De nombreux symptômes peuvent apparaître lors d’un jeûne. Certains d’entre eux sont réellement liés à la privation alimentaire. Pour d’autres symptômes, il est parfois difficile de savoir s’ils sont liés au jeûne en lui-même ou aux problématiques médicales présentes antérieurement. Une étude réalisée en 2018 a répertorié les effets secondaires lors d’un jeûne hydrique. Les effets indésirables ont été classés en cinq grades en fonction de leur gravité:

  • Grade 1: effets indésirables légers
  • Grade 2: effets indésirables modérés
  • Grade 3: effets indésirables sévères
  • Grade 4: mise en jeu du pronostic vital
  • Grade 5: décès

L’étude a permis de mettre en évidence qu’il y avait 72,3% d’effets indésirables de grade 1 et 2 rassemblés, 26,6% relevait des effets grade 3 et seulement une effet indésirable grade 4 a été recensé.

Les effets indésirables les plus fréquents observés ont été les suivants: fatigue, nausées, douleurs musculaires et articulaires, maux de tête, vertiges, douleurs abdominales, brûlures gastriques, des hypoglycémies. Bien d’autres effets plus rares ont été signalés, comme des troubles du rythme cardiaque, des infections, une gène respiratoire….

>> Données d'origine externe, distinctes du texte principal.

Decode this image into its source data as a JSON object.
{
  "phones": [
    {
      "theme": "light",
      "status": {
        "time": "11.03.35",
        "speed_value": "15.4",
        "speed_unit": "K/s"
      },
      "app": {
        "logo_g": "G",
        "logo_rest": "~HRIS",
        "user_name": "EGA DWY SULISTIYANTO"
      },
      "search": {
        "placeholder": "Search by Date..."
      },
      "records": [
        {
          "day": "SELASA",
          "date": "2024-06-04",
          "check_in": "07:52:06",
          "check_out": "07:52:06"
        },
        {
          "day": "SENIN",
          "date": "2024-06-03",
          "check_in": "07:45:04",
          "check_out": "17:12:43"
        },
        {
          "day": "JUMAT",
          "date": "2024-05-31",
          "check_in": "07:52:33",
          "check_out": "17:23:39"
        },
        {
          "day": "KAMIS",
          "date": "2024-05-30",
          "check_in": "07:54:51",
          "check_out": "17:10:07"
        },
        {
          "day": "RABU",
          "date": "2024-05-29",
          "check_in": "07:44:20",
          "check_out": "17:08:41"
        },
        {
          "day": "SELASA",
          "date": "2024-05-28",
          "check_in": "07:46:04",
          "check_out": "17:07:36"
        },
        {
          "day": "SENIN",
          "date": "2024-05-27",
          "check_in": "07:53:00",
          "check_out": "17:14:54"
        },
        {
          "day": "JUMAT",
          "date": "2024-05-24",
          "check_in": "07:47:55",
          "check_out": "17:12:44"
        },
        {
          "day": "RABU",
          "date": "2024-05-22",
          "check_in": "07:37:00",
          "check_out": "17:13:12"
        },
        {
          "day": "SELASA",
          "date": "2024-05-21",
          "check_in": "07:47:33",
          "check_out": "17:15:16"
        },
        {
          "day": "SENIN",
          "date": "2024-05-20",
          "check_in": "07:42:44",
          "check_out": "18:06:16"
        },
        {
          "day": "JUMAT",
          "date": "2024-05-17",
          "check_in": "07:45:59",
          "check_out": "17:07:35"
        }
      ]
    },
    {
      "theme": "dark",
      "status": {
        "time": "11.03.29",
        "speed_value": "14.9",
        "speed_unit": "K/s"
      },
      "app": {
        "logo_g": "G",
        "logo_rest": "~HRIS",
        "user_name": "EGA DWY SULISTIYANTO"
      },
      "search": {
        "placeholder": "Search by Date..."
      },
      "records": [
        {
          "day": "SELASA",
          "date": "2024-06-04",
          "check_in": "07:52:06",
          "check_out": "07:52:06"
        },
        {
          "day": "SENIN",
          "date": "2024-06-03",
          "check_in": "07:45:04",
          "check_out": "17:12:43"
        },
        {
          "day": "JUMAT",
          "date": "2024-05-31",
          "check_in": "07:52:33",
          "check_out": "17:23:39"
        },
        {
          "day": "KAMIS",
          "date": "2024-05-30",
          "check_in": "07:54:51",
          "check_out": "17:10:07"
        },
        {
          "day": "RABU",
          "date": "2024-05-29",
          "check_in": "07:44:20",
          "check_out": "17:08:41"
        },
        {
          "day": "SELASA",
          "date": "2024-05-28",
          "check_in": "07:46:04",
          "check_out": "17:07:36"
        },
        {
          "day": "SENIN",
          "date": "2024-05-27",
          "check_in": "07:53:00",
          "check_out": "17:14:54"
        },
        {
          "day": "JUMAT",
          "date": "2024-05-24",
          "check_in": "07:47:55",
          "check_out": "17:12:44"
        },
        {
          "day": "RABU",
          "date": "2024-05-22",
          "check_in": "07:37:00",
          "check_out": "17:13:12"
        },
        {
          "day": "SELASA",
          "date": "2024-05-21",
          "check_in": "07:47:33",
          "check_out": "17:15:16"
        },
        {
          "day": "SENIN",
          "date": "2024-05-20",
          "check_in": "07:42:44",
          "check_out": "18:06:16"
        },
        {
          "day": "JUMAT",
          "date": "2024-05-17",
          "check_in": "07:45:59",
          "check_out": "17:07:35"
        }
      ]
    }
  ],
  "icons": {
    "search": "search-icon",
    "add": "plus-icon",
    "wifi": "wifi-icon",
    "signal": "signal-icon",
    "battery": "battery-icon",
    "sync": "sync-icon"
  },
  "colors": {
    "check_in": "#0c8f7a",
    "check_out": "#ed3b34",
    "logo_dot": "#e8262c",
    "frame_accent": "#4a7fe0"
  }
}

Généralement, les effets secondaires les plus fréquents ne sont pas graves et transitoires. Mais parfois certains effets indésirables peuvent parfois survenir et avoir des conséquences plus importantes et plus graves. Cela tient compte de différents facteurs, dont entre autre, la présence de comorbidités avant le jeûne, la prise de médicaments, la préparation ou non au jeûne, la supplémentation en électrolytes ou non…. Bref, de nombreux facteurs peuvent jouer, mais si vous avez un certain nombre de pathologies et de traitements, il est tout de même recommandé d’en parler avec votre médecin avant toute tentative de jeûne pour vous exposer le moins possible à des effets indésirables et anticiper ce qui peut être anticipable.

Quand et pourquoi jeûner?

Dans quel but?

Nous pouvons jeûner pour différentes raisons:

  • Simplement parce que l’on en ressent le besoin. Lorsque nous sommes à l’écoute de notre corps, parfois, nous ressentons le besoin de faire une pause…
  • A but préventif: pratiquer le jeûne pour éviter l’apparition d’une maladie se fait de plus en plus. En effet, il permet de régénérer vos cellules, restimuler le système immunitaire, détoxifier et purifier votre organisme et avoir un effet anti-vieillissement.
  • À but thérapeutique: pour rappel, le jeûne est totalement hors cadre médicalisé en France. Ceci étant, d’une manière générale, il est parfois utilisé dans le but de traiter, notamment dans certaines maladies chroniques, comme des maladies rhumatismales inflammatoires, des cancers, dans le cadre de diabète… C’est une pratique utilisée de manière complémentaire à la prise en charge conventionnelle
  • Pour maigrir: la privation alimentaire permet d’obtenir une perte de poids. Cette dernière est représentée sur le schéma ci-dessous. Mincir et affiner sa taille font partie des principales raisons poussant à pratiquer le jeûne.
  • Dans un but spirituel et religieux: souvent pratiqué dans différentes religions, il est associé à la méditation ou la prière.
  • Et enfin, il peut-être réalisé dans un but anti-vieillissement, pour retarder ce dernier

Quelque soit le but recherché, il est important de préparer son jeûne et de mettre les choses en place progressivement pour ne pas trop agresser votre corps.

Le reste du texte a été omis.